A cash ratio above 1.0 means the company could pay off 100% of its current liabilities from cash on hand today — safe, but not automatically good. Cash earning little return drags on profitability, so a persistently high ratio can indicate management is under-investing in growth or hoarding cash without a plan. Analysts typically treat 0.2–0.5 as the efficient operating range.
Cash equivalents are investments so liquid and short-dated that they are effectively cash — under accounting standards, instruments with original maturities of three months or less. Typical examples are Treasury bills, money-market funds, commercial paper and short-term certificates of deposit. Stocks, bonds with longer maturities and restricted cash are excluded, which is why the cash ratio is stricter than any other liquidity measure.

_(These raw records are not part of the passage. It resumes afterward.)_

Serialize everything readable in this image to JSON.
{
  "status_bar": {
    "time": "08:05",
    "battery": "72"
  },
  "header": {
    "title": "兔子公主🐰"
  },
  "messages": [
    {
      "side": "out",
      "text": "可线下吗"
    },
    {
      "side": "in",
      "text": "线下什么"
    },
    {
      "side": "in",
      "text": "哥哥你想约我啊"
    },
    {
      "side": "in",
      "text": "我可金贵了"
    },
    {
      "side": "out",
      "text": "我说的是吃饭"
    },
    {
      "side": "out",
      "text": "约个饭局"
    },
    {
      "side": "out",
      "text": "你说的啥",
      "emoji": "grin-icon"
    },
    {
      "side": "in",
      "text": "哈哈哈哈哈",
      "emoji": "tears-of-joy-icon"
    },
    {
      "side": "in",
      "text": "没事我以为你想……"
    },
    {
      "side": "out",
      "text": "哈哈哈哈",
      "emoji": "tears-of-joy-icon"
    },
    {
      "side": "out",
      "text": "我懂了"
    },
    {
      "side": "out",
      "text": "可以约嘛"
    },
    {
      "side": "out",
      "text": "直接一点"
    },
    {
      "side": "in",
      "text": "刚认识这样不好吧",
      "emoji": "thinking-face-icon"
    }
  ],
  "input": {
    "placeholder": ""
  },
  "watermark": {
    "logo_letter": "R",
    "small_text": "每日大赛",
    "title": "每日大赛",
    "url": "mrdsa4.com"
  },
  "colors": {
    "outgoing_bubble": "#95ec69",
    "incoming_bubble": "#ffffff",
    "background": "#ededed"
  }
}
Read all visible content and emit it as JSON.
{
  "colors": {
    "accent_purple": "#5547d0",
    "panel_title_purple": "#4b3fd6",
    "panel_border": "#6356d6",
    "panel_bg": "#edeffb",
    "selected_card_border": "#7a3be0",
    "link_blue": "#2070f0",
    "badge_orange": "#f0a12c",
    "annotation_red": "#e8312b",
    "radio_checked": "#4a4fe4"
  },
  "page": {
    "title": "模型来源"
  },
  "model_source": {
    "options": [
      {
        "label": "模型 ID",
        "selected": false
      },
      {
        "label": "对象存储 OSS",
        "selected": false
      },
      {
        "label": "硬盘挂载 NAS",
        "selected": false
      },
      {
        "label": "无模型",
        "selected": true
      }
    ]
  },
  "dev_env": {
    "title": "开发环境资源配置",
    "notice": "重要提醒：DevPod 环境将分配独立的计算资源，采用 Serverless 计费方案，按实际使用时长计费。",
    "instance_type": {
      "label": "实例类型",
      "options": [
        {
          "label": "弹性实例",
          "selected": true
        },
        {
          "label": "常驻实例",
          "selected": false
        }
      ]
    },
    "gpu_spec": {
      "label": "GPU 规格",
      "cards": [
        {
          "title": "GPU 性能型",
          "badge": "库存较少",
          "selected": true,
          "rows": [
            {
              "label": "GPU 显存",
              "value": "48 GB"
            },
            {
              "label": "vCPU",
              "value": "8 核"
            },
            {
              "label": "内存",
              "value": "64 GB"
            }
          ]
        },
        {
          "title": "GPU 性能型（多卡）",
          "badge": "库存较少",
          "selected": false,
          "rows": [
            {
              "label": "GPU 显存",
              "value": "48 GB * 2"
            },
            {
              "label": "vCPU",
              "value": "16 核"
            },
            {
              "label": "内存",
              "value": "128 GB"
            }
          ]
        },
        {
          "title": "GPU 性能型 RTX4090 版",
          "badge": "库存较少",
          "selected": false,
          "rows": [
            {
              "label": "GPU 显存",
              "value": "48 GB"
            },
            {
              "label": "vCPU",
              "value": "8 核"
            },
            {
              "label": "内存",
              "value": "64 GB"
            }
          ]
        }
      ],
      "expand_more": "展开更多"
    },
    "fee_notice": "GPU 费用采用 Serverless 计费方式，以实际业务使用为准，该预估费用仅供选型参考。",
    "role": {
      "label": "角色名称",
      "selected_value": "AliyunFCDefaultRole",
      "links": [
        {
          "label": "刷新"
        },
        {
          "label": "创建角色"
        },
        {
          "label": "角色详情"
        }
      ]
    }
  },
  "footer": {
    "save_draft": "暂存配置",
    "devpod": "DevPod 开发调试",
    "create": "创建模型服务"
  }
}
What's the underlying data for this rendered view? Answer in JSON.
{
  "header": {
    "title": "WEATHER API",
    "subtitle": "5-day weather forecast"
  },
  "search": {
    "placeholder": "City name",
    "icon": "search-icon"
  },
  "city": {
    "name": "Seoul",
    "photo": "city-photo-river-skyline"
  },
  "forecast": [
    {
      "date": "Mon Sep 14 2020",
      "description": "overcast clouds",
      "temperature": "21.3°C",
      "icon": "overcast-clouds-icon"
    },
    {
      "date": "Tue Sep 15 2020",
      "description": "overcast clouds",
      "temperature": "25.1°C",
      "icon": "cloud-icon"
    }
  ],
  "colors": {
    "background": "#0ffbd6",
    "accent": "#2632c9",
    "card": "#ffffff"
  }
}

Lenders use the cash ratio as a worst-case test: if sales stopped and receivables went uncollected, what fraction of debts due within 12 months could still be paid? A borrower with $500,000 of current liabilities and a 0.4 cash ratio holds $200,000 of immediately available funds. Because it ignores optimistic assumptions about inventory turnover or customer payment, it is the number credit analysts trust when conditions deteriorate.